De quelles armes disposent la police aux Etats Unis ? Candidate à la Maison blanche, Hillary Clinton réagit aux verdicts qui ont mis hors de cause les officiers de Ferguson et New York, et invite les gouvernements fédéraux à ne plus participer au financement et à l’achat, par la police, « d’armes de guerre. » De quel type d’armes parle-t-on ?
En fait les surplus militaires sont souvent fournis à prix cassés aux polices américaines ce qui explique un armement plus guerrier que policier.
A chaque bavure, Barack Obama condamne les faits mais semble impuissant à les endiguer. Pour toute réponse, le président a annoncé, en décembre dernier, un programme de 200 millions d’euros pour « équiper la police », notamment de caméras, placées sur les uniformes des patrouilles. Cela suffira-t-il ? Ces morts à répétition ne sont-elles pas l'un des échecs d’Obama ?

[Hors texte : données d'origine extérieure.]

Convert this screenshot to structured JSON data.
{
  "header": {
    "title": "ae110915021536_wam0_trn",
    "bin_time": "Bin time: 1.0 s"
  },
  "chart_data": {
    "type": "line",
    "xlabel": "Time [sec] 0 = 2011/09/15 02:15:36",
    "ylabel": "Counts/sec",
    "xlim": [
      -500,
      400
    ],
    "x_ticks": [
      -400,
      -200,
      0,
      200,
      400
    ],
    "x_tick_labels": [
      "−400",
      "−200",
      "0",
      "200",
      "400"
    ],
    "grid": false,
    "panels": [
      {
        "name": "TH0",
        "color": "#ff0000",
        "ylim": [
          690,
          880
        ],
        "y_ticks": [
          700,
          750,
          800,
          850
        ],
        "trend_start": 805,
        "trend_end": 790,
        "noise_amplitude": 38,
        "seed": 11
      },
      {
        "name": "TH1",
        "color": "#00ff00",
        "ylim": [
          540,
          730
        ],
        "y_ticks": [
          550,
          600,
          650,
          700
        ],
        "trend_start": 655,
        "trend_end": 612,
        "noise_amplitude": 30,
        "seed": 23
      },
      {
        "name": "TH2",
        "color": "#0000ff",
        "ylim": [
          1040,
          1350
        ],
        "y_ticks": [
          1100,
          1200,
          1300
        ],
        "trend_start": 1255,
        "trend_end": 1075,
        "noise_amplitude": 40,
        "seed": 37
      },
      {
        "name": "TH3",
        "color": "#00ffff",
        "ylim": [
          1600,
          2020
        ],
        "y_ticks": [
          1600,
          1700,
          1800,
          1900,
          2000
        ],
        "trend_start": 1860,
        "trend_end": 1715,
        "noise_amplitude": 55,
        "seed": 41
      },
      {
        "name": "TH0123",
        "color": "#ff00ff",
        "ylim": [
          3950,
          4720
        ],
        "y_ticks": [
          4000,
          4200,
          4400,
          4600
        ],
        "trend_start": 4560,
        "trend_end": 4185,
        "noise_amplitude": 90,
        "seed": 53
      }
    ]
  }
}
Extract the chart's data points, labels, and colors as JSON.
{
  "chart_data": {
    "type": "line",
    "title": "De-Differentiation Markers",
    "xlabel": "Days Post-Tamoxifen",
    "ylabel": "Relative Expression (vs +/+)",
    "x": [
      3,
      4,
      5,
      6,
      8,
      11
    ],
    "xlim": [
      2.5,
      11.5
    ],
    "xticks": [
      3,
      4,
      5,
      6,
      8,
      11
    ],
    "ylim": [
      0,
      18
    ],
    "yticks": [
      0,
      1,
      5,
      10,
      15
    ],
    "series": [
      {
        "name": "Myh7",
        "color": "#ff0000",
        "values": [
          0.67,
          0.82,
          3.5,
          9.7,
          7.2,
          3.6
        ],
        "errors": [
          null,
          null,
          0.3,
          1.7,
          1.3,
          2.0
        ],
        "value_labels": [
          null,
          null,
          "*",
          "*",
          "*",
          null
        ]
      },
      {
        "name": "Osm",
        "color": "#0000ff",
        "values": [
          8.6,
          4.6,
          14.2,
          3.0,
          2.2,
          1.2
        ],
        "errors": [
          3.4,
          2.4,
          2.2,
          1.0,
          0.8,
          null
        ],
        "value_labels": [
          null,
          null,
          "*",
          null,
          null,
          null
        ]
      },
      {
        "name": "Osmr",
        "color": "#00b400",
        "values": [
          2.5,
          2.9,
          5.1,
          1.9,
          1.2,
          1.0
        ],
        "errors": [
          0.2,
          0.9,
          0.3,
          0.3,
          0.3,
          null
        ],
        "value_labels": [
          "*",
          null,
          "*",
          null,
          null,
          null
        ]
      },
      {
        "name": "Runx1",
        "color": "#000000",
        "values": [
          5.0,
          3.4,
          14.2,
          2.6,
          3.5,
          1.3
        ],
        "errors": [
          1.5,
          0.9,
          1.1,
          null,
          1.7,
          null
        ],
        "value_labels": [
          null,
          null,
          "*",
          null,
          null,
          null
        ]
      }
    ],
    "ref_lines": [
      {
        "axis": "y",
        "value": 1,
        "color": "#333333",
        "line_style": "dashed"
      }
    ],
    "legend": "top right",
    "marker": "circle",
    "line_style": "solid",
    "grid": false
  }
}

A la différence de la France où existe une police d'Etat le système américain comporte 17000 polices indépendantes. Le président des Etats-Unis ne contrôle que les forces fédérales.
Loretta Lynch, procureure fédérale, une femme noire, a été nommée ministre de la Justice. Au-delà du symbole, que va changer cette nomination ? Est-elle chargée de réformer le système judiciaire ?
Pas plus que son prédécesseur Éric Holder, elle ne pourra réformer sans l'accord du Congrès tenu par les Républicains.
Peut-on enfin résoudre le problème sans toucher à la législation sur les armes à feu ?
Oui en changeant les règles de sommation et en imposant les caméras piétons. Personne ne changera la Constitution des Etats-Unis sur cette question.
*Alain Bauer, professeur de criminologie au Conservatoire National des Arts et Metiers, New York et Beijing.